108 GÜN SONRA TAHLİYE KARARINI DUYUNCA AĞLADI
Mahkeme heyeti, verilen aranın ardından kararını açıkladı. Heyet, ‘meşru savunmada sınırın aşılması mazur görülebilecek bir heyecan, korku ve telaştan ileri gelmiş ise faile ceza verilmez’ hükmü gereğince Melek İpek’in tahliyesine karar verdi. Hakim karşısına çıktığı 3’üncü duruşmada 108 gün sonra tahliye kararı ile özgürlüğüne Kavuşan Melet İpek, hıçkırıklarla ağlayarak, mahkeme heyetine “Çok teşekkür ederim” dedi.
‘MELEK İPEK BU GECE KIZLARIYLA UYUYACAK’
Melek İpek’in tahliye kararının ardından avukatı Ahmet Onaran, adliye önünde bekleyen İpek’in anne ve babası Hatice ve Menderes Çelik’e mutlu haberi verdi. Sevinç gözyaşlarına boğulan, uzun süre ayakta durmakta güçlük çeken Çelik çifti, Avukat Onaran’a sarılarak teşekkür etti.
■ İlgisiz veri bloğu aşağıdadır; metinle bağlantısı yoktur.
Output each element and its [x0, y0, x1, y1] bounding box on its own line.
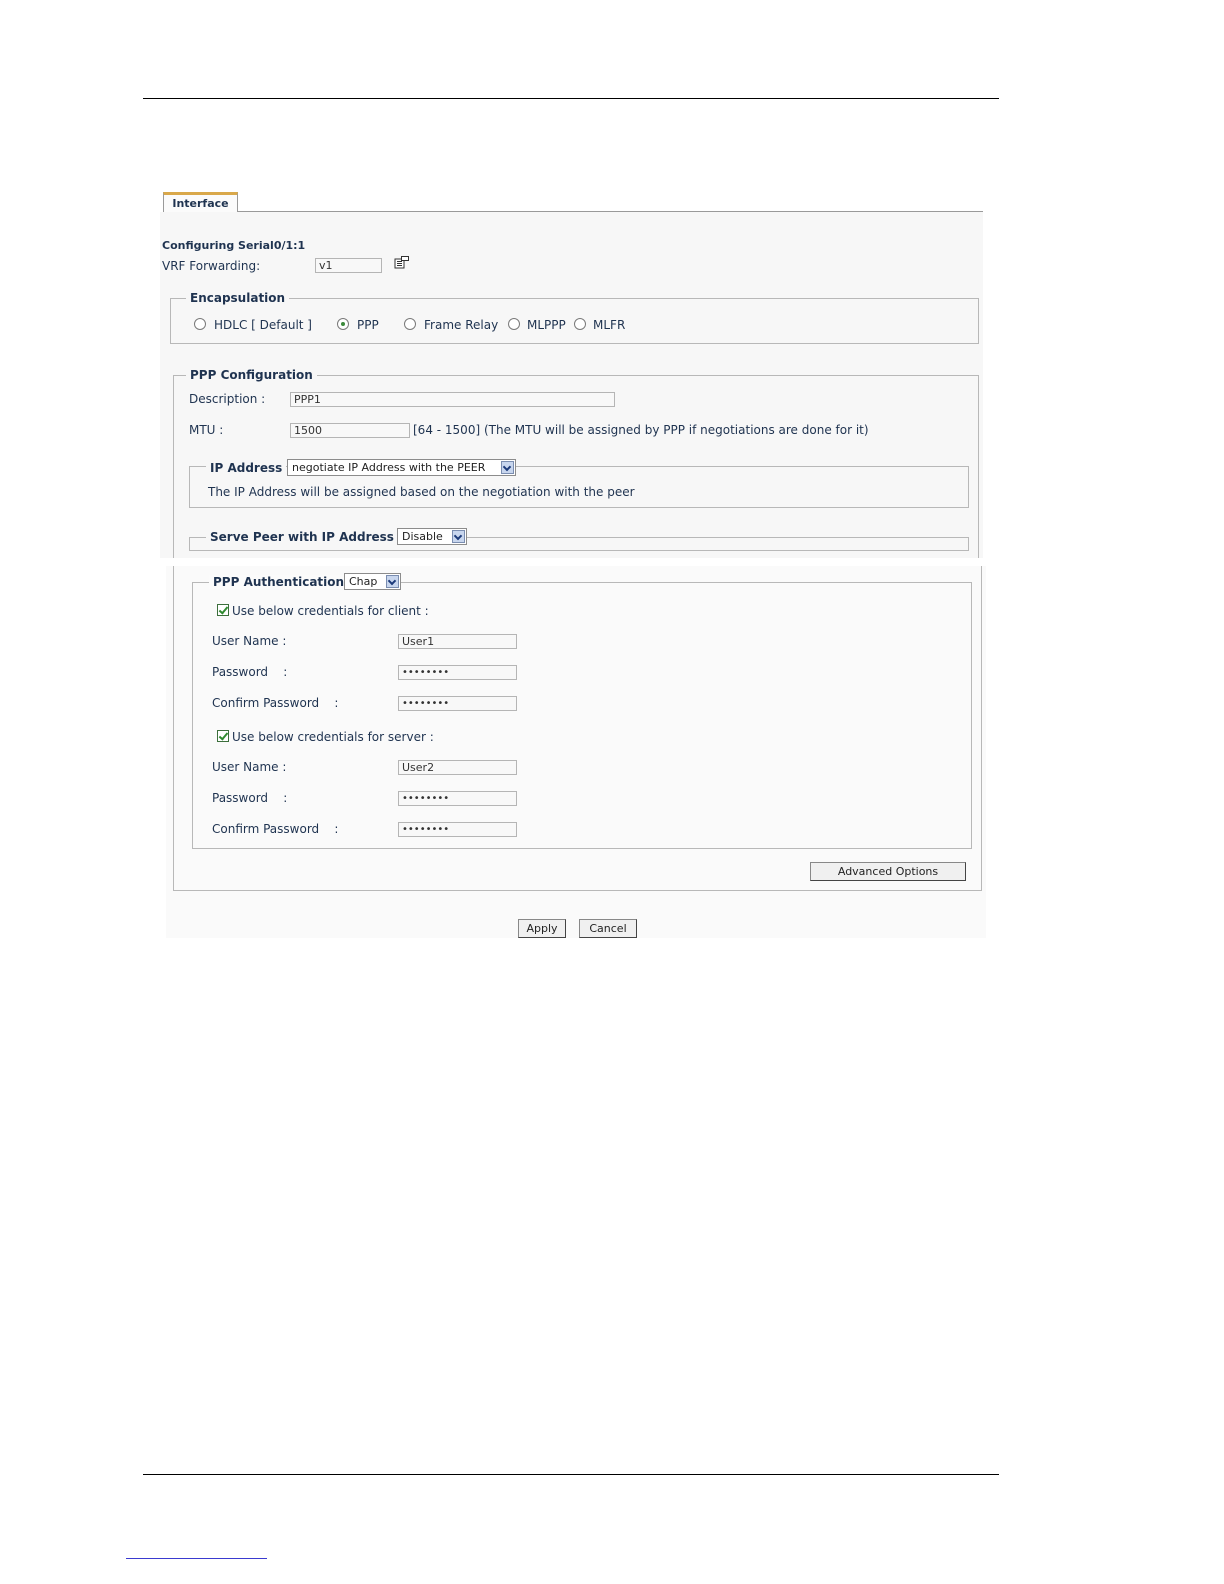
radio-mlppp[interactable]	[508, 318, 520, 330]
chevron-down-icon	[501, 461, 514, 474]
radio-ppp[interactable]	[337, 318, 349, 330]
ppp-auth-select-value: Chap	[349, 575, 378, 588]
ppp-auth-fieldset	[192, 582, 972, 849]
client-confirm-label: Confirm Password :	[212, 696, 339, 710]
vrf-field[interactable]: v1	[315, 258, 382, 273]
radio-mlfr[interactable]	[574, 318, 586, 330]
client-credentials-label: Use below credentials for client :	[232, 604, 429, 618]
radio-mlppp-label: MLPPP	[527, 318, 566, 332]
chevron-down-icon	[386, 575, 399, 588]
encapsulation-legend: Encapsulation	[186, 291, 290, 305]
ip-address-note: The IP Address will be assigned based on…	[208, 485, 635, 499]
client-username-field[interactable]: User1	[398, 634, 517, 649]
serve-peer-select-value: Disable	[402, 530, 443, 543]
apply-button[interactable]: Apply	[518, 919, 566, 938]
radio-hdlc[interactable]	[194, 318, 206, 330]
client-credentials-checkbox[interactable]	[217, 604, 229, 616]
top-rule	[143, 98, 999, 99]
tab-bar-line	[163, 211, 983, 212]
ip-address-select-value: negotiate IP Address with the PEER	[292, 461, 486, 474]
mtu-hint: [64 - 1500] (The MTU will be assigned by…	[413, 423, 869, 437]
bottom-rule	[143, 1474, 999, 1475]
vrf-label: VRF Forwarding:	[162, 259, 261, 273]
client-username-label: User Name :	[212, 634, 287, 648]
mtu-label: MTU :	[189, 423, 224, 437]
client-password-label: Password :	[212, 665, 288, 679]
client-confirm-field[interactable]: ••••••••	[398, 696, 517, 711]
chevron-down-icon	[452, 530, 465, 543]
server-credentials-label: Use below credentials for server :	[232, 730, 434, 744]
serve-peer-select[interactable]: Disable	[397, 528, 467, 545]
ip-address-legend: IP Address	[206, 461, 287, 475]
server-username-field[interactable]: User2	[398, 760, 517, 775]
configuring-title: Configuring Serial0/1:1	[162, 239, 306, 252]
server-password-label: Password :	[212, 791, 288, 805]
ip-address-select[interactable]: negotiate IP Address with the PEER	[287, 459, 516, 476]
server-confirm-field[interactable]: ••••••••	[398, 822, 517, 837]
radio-frame-relay[interactable]	[404, 318, 416, 330]
ppp-auth-legend: PPP Authentication	[209, 575, 349, 589]
cancel-button[interactable]: Cancel	[579, 919, 637, 938]
properties-icon[interactable]	[394, 255, 410, 269]
client-password-field[interactable]: ••••••••	[398, 665, 517, 680]
description-label: Description :	[189, 392, 266, 406]
ppp-config-legend: PPP Configuration	[186, 368, 317, 382]
advanced-options-button[interactable]: Advanced Options	[810, 862, 966, 881]
radio-mlfr-label: MLFR	[593, 318, 626, 332]
server-password-field[interactable]: ••••••••	[398, 791, 517, 806]
serve-peer-legend: Serve Peer with IP Address	[206, 530, 398, 544]
server-confirm-label: Confirm Password :	[212, 822, 339, 836]
server-credentials-checkbox[interactable]	[217, 730, 229, 742]
description-field[interactable]: PPP1	[290, 392, 615, 407]
server-username-label: User Name :	[212, 760, 287, 774]
tab-interface[interactable]: Interface	[163, 192, 238, 212]
mtu-field[interactable]: 1500	[290, 423, 410, 438]
radio-ppp-label: PPP	[357, 318, 379, 332]
radio-hdlc-label: HDLC [ Default ]	[214, 318, 312, 332]
radio-frame-relay-label: Frame Relay	[424, 318, 499, 332]
ppp-auth-select[interactable]: Chap	[344, 573, 401, 590]
footer-link-rule	[126, 1558, 267, 1559]
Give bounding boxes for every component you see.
Adliye giriş kapısında basın mensuplarına açıklama yapan Ahmet Onaran, Melek İpek’e destek olan avukatlara teşekkür ederek sözlerine başladı.
Avukat Onaran, “108 gün sonra bu gece Melek İpek 2 kızına sarılarak uyuyacak. Mahkemeler milletin vicdanıdır. Bugün millet olarak, insan olarak hepimizin vicdanlarına ‘oh’ dedirten, hukukun üstünlüğünü bir kere daha ortaya koyan Antalya 3’üncü Ağır Ceza Mahkemesi Başkan ve heyeti bir karar vermiştir. Karar şöyledir; Her ne kadar Melek’in eylemi sabit olsa da bunu meşru müdafaa sınırlarının aşılması suretiyle Türk Ceza Kanununun 227’nci maddesinin 2’nci fıkrasına göre işlediği sabit olduğundan ceza verilmesine yer olmadığına ve derhal tahliyesi için müzekkere yazılmıştır. Melek İpek’le dün görüştük.
‘Böyle bir ihtimali düşünüyor musun’ dedim. ‘Ben her hâlükârda üzgünüm’ dedi. Bu şekilde olmasını hiç istemediğini, çocuklarının babasının hayatta olmamasından dolayı acı çektiğini, ama bir an önce kızlarına kavuşmak istediğini söyledi. Bugün de bu oldu. Bugünün en güzel haberi bu. İnşallah bundan sonra ne kadına şiddet haberlerini duyarız ne de kadından dolayı bu tür haberler yapmak zorunda kalırız sizlerle. Sizlerin emeği için teşekkür ediyorum. İnşallah birazdan Melek’i almaya gideceğiz. Ona sarılacağız. O da kızlarına sarılıp uyuyacak” diye konuştu.
‘MELEK’İN YANINDA OLMAYA DEVAM EDECEĞİZ’
Bu kararın kesin bir karar olmadığını belirten Onaran, “Kararın istinaf yolu açık, o süreçte de Melek İpek’i süreç kesinleşeciye kadar Melek’in yapmış olduğu eylemin cezasızlık gerektirdiği, meşru müdafaa sınırlarında veya sınırların aşılması suretiyle cezasızlık gerektirdiği kesinleşinceye kadar ben ve bu sürece destek veren tüm hukukçu arkadaşlarımızla Melek’in yanında olmaya devam edeceğiz” dedi.